I started the engine.
“And remember, Simon,” he said over the roar, “be vigilant. Tavis Maxwell’s reach extends far south of Glasgow. Perhaps even far south of London.”
I lowered the face shield.
Nodded my head.
Then rode out of Glasgow as though my little girl’s life depended on it.
“His name is Lennox Sterling,” I said into the phone.
It was dawn. I’d reached Liverpool less than an hour ago and hidden the Dodge Tomahawk in an abandoned three-story car park on the outskirts of the city.
On the other end of the phone, I could hear Kurt Ostermann trying to kick the sleep from his voice. “And the girl’s name again?”
“Shauna Adair.” I spelled the surname for him.
As he tapped away at a keyboard, I took in my surroundings.

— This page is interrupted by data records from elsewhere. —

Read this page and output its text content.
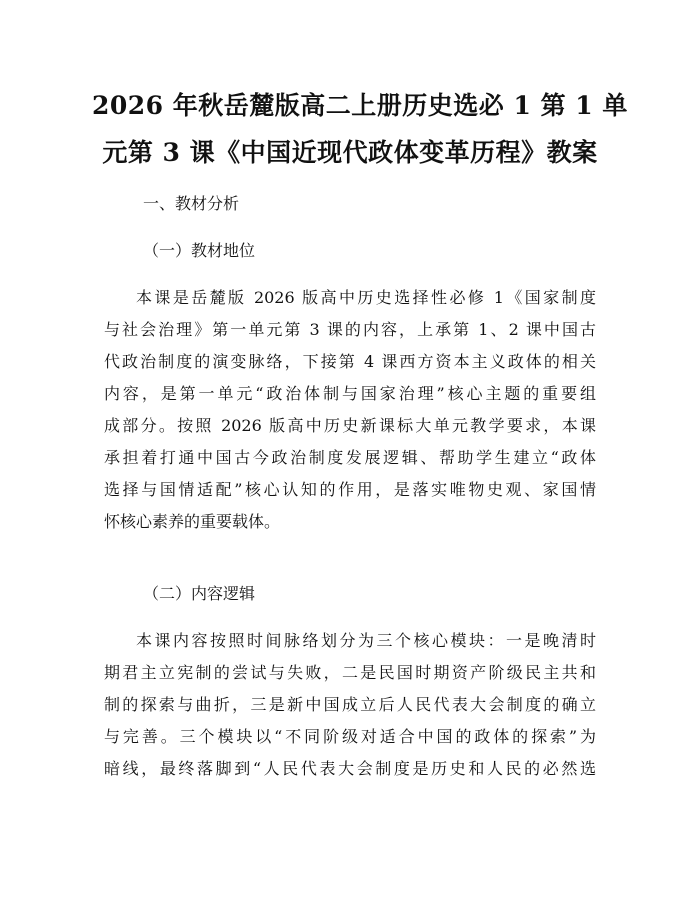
2026 年秋岳麓版高二上册历史选必 1 第 1 单
元第 3 课《中国近现代政体变革历程》教案

一、教材分析

（一）教材地位

本课是岳麓版 2026 版高中历史选择性必修 1《国家制度

与社会治理》第一单元第 3 课的内容，上承第 1、2 课中国古

代政治制度的演变脉络，下接第 4 课西方资本主义政体的相关

内容，是第一单元“政治体制与国家治理”核心主题的重要组

成部分。按照 2026 版高中历史新课标大单元教学要求，本课

承担着打通中国古今政治制度发展逻辑、帮助学生建立“政体

选择与国情适配”核心认知的作用，是落实唯物史观、家国情

怀核心素养的重要载体。

（二）内容逻辑

本课内容按照时间脉络划分为三个核心模块：一是晚清时

期君主立宪制的尝试与失败，二是民国时期资产阶级民主共和

制的探索与曲折，三是新中国成立后人民代表大会制度的确立

与完善。三个模块以“不同阶级对适合中国的政体的探索”为

暗线，最终落脚到“人民代表大会制度是历史和人民的必然选
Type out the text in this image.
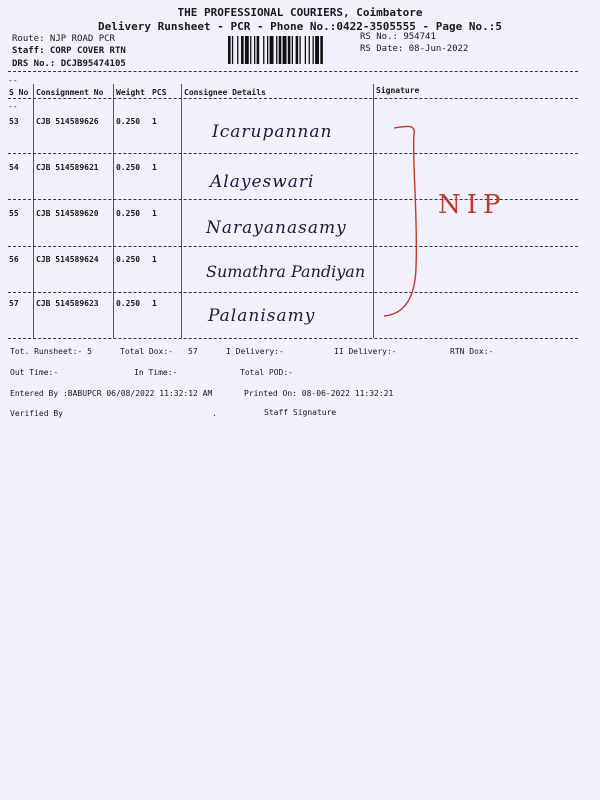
THE PROFESSIONAL COURIERS, Coimbatore
Delivery Runsheet - PCR - Phone No.:0422-3505555 - Page No.:5
Route: NJP ROAD PCR
Staff: CORP COVER RTN
DRS No.: DCJB95474105
RS No.: 954741
RS Date: 08-Jun-2022
--
S No Consignment No Weight PCS Consignee Details	Signature
--
53 CJB 514589626 0.250 1
Icarupannan
54 CJB 514589621 0.250 1
Alayeswari
55 CJB 514589620 0.250 1
Narayanasamy
56 CJB 514589624 0.250 1
Sumathra Pandiyan
57 CJB 514589623 0.250 1
Palanisamy
NIP
Tot. Runsheet:- 5	Total Dox:- 57	I Delivery:-	II Delivery:-	RTN Dox:-
Out Time:-	In Time:-	Total POD:-
Entered By :BABUPCR 06/08/2022 11:32:12 AM	Printed On: 08-06-2022 11:32:21
Verified By	.	Staff Signature
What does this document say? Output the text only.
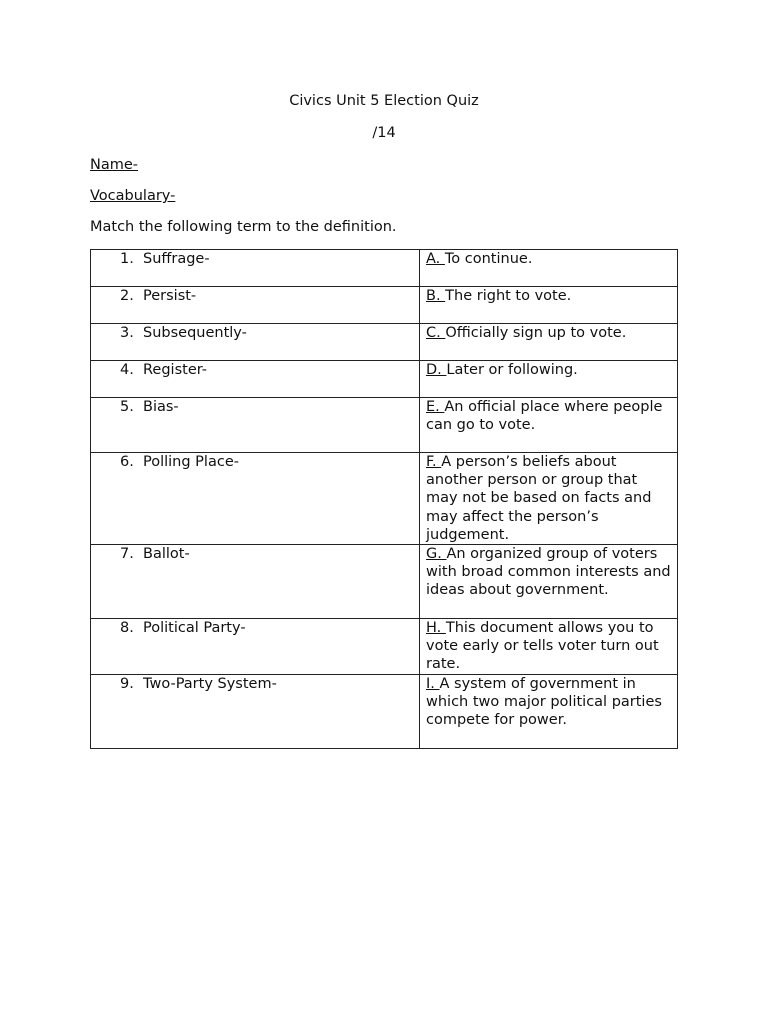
Civics Unit 5 Election Quiz
/14
Name-
Vocabulary-
Match the following term to the definition.
1. Suffrage-	A. To continue.
2. Persist-	B. The right to vote.
3. Subsequently-	C. Officially sign up to vote.
4. Register-	D. Later or following.
5. Bias-	E. An official place where people can go to vote.
6. Polling Place-	F. A person’s beliefs about another person or group that may not be based on facts and may affect the person’s judgement.
7. Ballot-	G. An organized group of voters with broad common interests and ideas about government.
8. Political Party-	H. This document allows you to vote early or tells voter turn out rate.
9. Two-Party System-	I. A system of government in which two major political parties compete for power.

Although the port city was steeped in eight hundred years of history and boasted one of England’s more diverse populations, Liverpool remained best known for its title as the birthplace of the Beatles. I’d always been more of a Stones fan myself, but Tasha absolutely adored the lads from Liverpool, and by her sixth year of life, Hailey had come to love them too, especially the song about the yellow submarine. On road trips, she’d have me play it on a loop for hours on end. Drove me absolutely nuts.
But damned if I ever even considered refusing her request.